Les commerçants déposent plainte pour mise en danger de la vie  d’autrui

Les commerçants déposent plainte pour mise en danger de la vie d’autrui

30 novembre 2018
Suite à leur appel à la solidarité locale, une cinquantaine de personnes se réunissait mercredi matin devant l’immeuble de l’Auberge de Mer, afin d’apporter leur soutien aux commerçants qui ont une épée de Damoclès au-dessus de leur tête.
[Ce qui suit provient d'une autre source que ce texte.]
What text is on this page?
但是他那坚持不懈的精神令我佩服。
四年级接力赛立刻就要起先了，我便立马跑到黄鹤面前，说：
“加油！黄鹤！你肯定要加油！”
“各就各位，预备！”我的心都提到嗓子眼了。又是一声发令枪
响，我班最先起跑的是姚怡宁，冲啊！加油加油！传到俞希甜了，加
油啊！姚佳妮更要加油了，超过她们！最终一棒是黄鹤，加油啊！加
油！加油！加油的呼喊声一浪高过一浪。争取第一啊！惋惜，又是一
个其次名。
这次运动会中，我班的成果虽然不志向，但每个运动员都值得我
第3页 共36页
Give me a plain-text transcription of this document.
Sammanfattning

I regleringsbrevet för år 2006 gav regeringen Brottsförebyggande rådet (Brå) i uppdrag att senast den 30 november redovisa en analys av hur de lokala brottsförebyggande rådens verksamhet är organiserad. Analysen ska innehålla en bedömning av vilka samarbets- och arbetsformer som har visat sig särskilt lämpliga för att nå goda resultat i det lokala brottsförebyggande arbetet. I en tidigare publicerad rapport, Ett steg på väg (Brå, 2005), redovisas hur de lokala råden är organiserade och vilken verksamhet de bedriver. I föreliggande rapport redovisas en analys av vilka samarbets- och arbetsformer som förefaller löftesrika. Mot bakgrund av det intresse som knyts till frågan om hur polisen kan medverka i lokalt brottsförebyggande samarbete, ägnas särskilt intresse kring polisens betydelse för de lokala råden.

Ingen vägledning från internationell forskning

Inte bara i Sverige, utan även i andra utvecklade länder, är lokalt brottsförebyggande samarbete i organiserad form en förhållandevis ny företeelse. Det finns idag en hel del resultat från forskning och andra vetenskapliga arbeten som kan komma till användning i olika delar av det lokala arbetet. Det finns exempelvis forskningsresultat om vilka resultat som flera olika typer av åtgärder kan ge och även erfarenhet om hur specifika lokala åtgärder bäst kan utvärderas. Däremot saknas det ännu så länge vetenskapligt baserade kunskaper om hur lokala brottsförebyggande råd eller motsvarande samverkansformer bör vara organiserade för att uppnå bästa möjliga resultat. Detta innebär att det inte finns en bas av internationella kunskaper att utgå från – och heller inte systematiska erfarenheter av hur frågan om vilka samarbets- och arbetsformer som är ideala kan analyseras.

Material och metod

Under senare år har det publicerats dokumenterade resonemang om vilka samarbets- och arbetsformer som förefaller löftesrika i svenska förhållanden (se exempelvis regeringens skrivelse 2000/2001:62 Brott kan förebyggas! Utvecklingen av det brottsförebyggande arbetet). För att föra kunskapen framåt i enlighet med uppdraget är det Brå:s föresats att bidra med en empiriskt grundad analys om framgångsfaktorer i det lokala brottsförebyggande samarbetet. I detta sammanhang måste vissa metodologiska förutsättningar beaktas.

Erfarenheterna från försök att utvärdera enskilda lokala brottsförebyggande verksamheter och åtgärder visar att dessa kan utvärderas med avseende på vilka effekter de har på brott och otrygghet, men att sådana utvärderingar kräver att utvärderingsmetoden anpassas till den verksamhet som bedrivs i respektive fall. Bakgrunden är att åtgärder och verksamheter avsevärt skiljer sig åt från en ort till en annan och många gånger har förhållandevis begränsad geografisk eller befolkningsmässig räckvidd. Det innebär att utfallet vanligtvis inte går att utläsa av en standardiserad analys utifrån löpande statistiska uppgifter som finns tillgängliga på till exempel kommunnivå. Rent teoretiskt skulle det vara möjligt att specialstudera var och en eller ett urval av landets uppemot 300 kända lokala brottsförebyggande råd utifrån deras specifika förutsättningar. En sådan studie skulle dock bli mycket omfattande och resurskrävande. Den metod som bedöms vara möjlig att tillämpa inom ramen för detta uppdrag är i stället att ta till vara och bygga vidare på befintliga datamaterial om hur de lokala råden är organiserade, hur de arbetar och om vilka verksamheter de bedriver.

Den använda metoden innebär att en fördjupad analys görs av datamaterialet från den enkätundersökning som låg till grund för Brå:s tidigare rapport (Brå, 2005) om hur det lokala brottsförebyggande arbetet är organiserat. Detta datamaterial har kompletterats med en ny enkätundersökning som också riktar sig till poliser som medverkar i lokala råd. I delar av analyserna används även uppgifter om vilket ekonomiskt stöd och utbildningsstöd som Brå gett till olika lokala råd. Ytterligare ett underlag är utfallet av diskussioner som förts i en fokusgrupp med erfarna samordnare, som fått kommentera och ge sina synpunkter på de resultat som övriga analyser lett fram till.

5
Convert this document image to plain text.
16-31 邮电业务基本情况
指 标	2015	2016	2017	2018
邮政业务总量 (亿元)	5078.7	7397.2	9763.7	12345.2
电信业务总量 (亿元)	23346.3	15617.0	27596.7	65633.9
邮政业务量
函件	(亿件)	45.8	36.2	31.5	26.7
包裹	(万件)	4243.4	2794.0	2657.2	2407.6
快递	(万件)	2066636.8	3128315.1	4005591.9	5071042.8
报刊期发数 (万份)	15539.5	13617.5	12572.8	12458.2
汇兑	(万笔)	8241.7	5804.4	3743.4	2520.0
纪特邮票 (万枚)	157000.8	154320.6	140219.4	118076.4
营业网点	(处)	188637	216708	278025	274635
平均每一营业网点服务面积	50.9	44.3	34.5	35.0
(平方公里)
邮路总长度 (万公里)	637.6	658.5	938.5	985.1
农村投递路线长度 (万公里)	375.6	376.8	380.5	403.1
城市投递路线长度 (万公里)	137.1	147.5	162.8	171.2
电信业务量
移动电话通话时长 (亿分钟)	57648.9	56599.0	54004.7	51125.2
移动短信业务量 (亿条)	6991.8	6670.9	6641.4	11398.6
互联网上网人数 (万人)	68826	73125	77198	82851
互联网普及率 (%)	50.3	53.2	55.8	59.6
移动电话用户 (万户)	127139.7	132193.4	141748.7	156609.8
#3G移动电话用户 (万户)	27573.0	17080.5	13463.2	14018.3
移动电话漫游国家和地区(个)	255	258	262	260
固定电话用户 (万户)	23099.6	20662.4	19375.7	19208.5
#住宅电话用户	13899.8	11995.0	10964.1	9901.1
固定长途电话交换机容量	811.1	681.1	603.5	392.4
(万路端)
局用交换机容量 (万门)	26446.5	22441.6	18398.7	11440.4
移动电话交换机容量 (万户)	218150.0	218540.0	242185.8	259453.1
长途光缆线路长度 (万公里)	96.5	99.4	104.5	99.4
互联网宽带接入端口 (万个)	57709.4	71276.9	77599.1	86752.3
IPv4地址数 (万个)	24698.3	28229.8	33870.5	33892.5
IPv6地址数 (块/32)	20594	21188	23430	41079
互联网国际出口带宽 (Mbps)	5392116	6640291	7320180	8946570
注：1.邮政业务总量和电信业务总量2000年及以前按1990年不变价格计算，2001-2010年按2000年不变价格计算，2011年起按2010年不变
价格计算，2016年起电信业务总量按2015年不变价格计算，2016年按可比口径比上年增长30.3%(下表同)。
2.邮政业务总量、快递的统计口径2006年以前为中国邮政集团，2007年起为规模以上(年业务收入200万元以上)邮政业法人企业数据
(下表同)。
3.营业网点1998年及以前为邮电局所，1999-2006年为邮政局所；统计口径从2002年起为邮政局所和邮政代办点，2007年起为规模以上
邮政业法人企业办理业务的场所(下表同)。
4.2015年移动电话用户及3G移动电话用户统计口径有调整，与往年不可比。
Objectif : bloquer le chantier de démolition de l’immeuble, et poursuivre dans leur détermination à ne pas voir leurs entreprises mourir.

Réunis dès 8 heures de cette matinée de mercredi, les commerçants soutenus par la population  ont barré la route entre le cimetière et le rond-point de l’ex-Office de Tourisme.  La police territoriale et la gendarmerie sont venues en renfort et ont fermé cette portion de route de façon plus officielle et plus sécuritaire, pendant une demi-heure, jusqu’à 8h30.  Les ouvriers du chantier qui avaient déjà entamé leurs travaux, ont entendu la situation et sont partis, dans le calme. 

Les commerçants ont expliqué que selon la contre-expertise réalisée par un cabinet indépendant, l’état de l’immeuble ne nécessiterait pas de démolition, mais des travaux de réhabilitation, d’autant qu’aucun travaux d’entretien n’a été réalisé par le délégataire du service public pour la Collectivité, la Semsamar, depuis la signature du contrat, en 2007. « Que la Collectivité s’emploie à réparer les écoles, à remettre en état l’éclairage public ou encore les logements sociaux, avant de dépenser l’argent public dans des chantiers de démolition qui vont tuer nos entreprises », s’exclamaient les commerçants, regrettant que malgré leur insistance, aucun élu n’ait fait le déplacement pour venir à leur rencontre. 

NON-RESPECT DE LA CONDITION SUSPENSIVE DE L’ARRÊTÉ DE MISE EN PÉRIL

La Préfète, Sylvie Feucher, acceptait quant à elle de recevoir une délégation des commerçants pour entendre leurs explications. Une demande d’autorisation a été déposée auprès de ses services pour organiser une marche qui les conduirait jusqu’à l’Hôtel de la Collectivité, mercredi 5 décembre prochain, afin d’y rencontrer le Président Gibbs. 
Toutefois, et forts de la condition suspensive établie par le dernier article de l’arrêté de mise en péril émis par le président de la Collectivité, qui précise qu’un recours peut être déposé dans les deux mois après la signification dudit arrêté de péril, les commerçants estiment que leurs droits sont bafoués dans la mesure où cette décision n’est pas respectée et que les travaux ont débuté lundi dernier. Ils ont en effet déposé un recours auprès du tribunal administratif, qui doit normalement suspendre les travaux. 
De plus, les commerçants s’inquiètent sur les effets de fragilisation de l’immeuble du fait des premiers travaux de démolition  entrepris sur l’immeuble au niveau des locaux vacants, pouvant mettre en danger leur vie et également celle de leurs clients. 
Ils ont déposé plainte à la gendarmerie contre la Collectivité et la Semsamar pour mise en danger de la vie d’autrui.